Much of the parties’ briefing and argument focuses on Redbox’s contention that Disney’s attempts to prohibit transfer of digital download codes are barred by the first sale doctrine. Not all transfers of a copy of a copyrighted work constitute a transfer of title sufficient to trigger exhaustion of the copyright holder’s distribution rights. Under certain conditions, a transferee may be a licensee rather than an owner, and will not enjoy the protections of the first sale doctrine.

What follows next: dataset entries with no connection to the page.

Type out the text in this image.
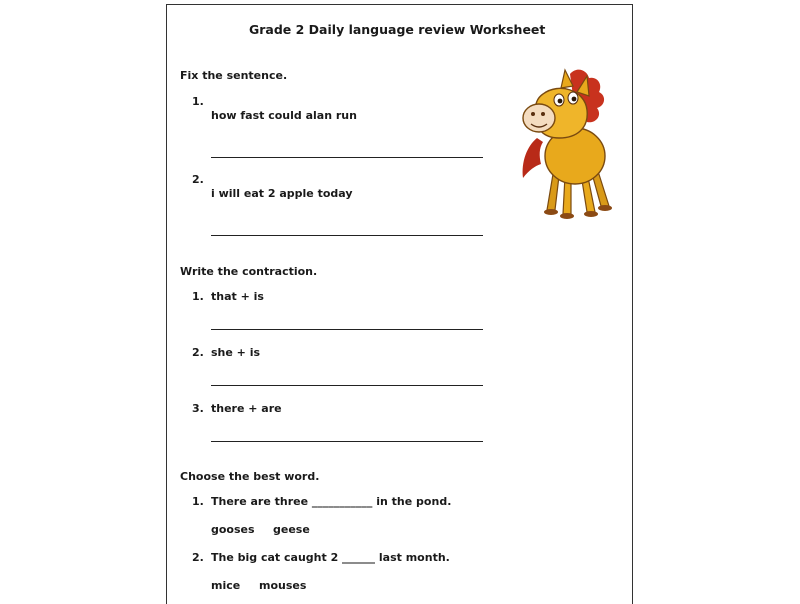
Grade 2 Daily language review Worksheet
Fix the sentence.
1.
how fast could alan run
2.
i will eat 2 apple today
Write the contraction.
1. that + is
2. she + is
3. there + are
Choose the best word.
1. There are three ___________ in the pond.
gooses geese
2. The big cat caught 2 ______ last month.
mice mouses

Redbox spends much of its opposition arguing that Disney’s transfer of a digital code in a Combo Pack does not bear the indicia of a license, and therefore should be considered a transfer of title to a particular copy. This argument misses the thrust of Disney’s position regarding the first sale doctrine. Disney does not argue that it transferred a restrictive license rather than title to a digital copy, but rather that the first sale doctrine does not apply here for the fundamental reason that the digital download codes are not “copies” in the first instance, let alone “particular copies.”

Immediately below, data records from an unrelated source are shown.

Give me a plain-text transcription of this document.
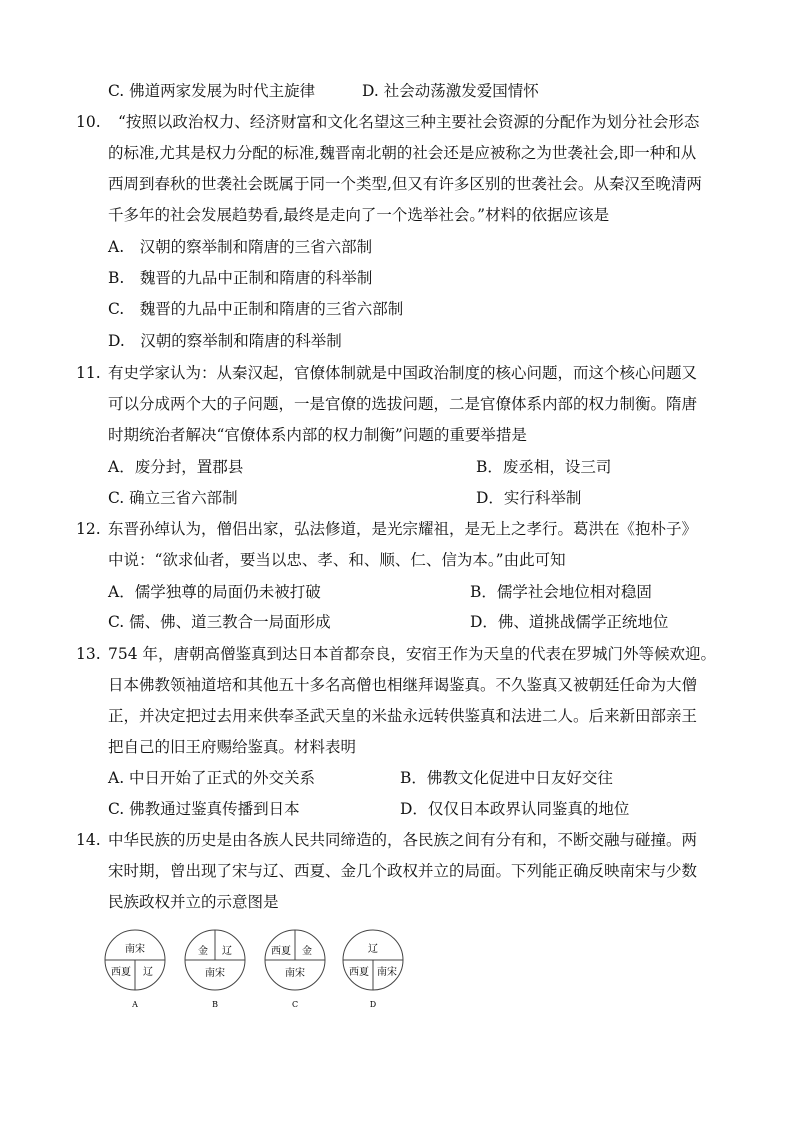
C. 佛道两家发展为时代主旋律	D. 社会动荡激发爱国情怀
10. “按照以政治权力、经济财富和文化名望这三种主要社会资源的分配作为划分社会形态
的标准,尤其是权力分配的标准,魏晋南北朝的社会还是应被称之为世袭社会,即一种和从
西周到春秋的世袭社会既属于同一个类型,但又有许多区别的世袭社会。从秦汉至晚清两
千多年的社会发展趋势看,最终是走向了一个选举社会。”材料的依据应该是
A.　汉朝的察举制和隋唐的三省六部制
B.　魏晋的九品中正制和隋唐的科举制
C.　魏晋的九品中正制和隋唐的三省六部制
D.　汉朝的察举制和隋唐的科举制
11. 有史学家认为：从秦汉起，官僚体制就是中国政治制度的核心问题，而这个核心问题又
可以分成两个大的子问题，一是官僚的选拔问题，二是官僚体系内部的权力制衡。隋唐
时期统治者解决“官僚体系内部的权力制衡”问题的重要举措是
A．废分封，置郡县	B．废丞相，设三司
C. 确立三省六部制	D．实行科举制
12. 东晋孙绰认为，僧侣出家，弘法修道，是光宗耀祖，是无上之孝行。葛洪在《抱朴子》
中说：“欲求仙者，要当以忠、孝、和、顺、仁、信为本。”由此可知
A．儒学独尊的局面仍未被打破	B．儒学社会地位相对稳固
C. 儒、佛、道三教合一局面形成	D．佛、道挑战儒学正统地位
13. 754 年，唐朝高僧鉴真到达日本首都奈良，安宿王作为天皇的代表在罗城门外等候欢迎。
日本佛教领袖道培和其他五十多名高僧也相继拜谒鉴真。不久鉴真又被朝廷任命为大僧
正，并决定把过去用来供奉圣武天皇的米盐永远转供鉴真和法进二人。后来新田部亲王
把自己的旧王府赐给鉴真。材料表明
A. 中日开始了正式的外交关系	B．佛教文化促进中日友好交往
C. 佛教通过鉴真传播到日本	D．仅仅日本政界认同鉴真的地位
14. 中华民族的历史是由各族人民共同缔造的，各民族之间有分有和，不断交融与碰撞。两
宋时期，曾出现了宋与辽、西夏、金几个政权并立的局面。下列能正确反映南宋与少数
民族政权并立的示意图是
南宋
西夏 辽
A
金 辽
南宋
B
西夏 金
南宋
C
辽
西夏 南宋
D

For copyright purposes, “‘copies’ are material objects, other than phonorecords, in which a work is fixed by any method now known or later developed, and from which the work can be perceived, reproduced, or otherwise communicated, either directly or with the aid of a machine or device.” By Disney’s reading, no “copy” exists until a copyrighted work is fixed onto a downloader’s hard drive, and Redbox’s purchase of a download code therefore cannot possibly involve a “particular copy” to which a first sale defense could apply. Thus, Disney contends, this case is solely about the exclusive right to reproduce a copyrighted work, and has nothing to do with the right of distribution or, by extension, the first sale doctrine’s limitation on that exclusive right.
Redbox urged the court to conclude that Disney’s sale of a download code is indistinguishable from the sale of a tangible, physical, particular copy of a copyrighted work that has simply not yet been delivered. Even assuming that the transfer is a sale and not a license, and putting aside what Disney’s representations on the box may suggest about whether or not a “copy” is being transferred, the court could not agree that a “particular material object” can be said to exist, let alone be transferred, prior to the time that a download code is redeemed and the copyrighted work is fixed onto the downloader’s physical hard drive. Instead, Disney appears to have sold something akin to an option to create a physical copy at some point in the future. Because no particular, fixed copy of a copyrighted work yet existed at the time Redbox purchased, or sold, a digital download code, the first sale doctrine is inapplicable to this case.
Disney has failed to demonstrate a likelihood of success on the merits of its claims. The court need not, therefore, address the remaining preliminary injunction factors. Plaintiffs’ Motion for Preliminary Injunction was denied. The Disney has amended licensing terms on authorised digital services and filed new motion for injunction.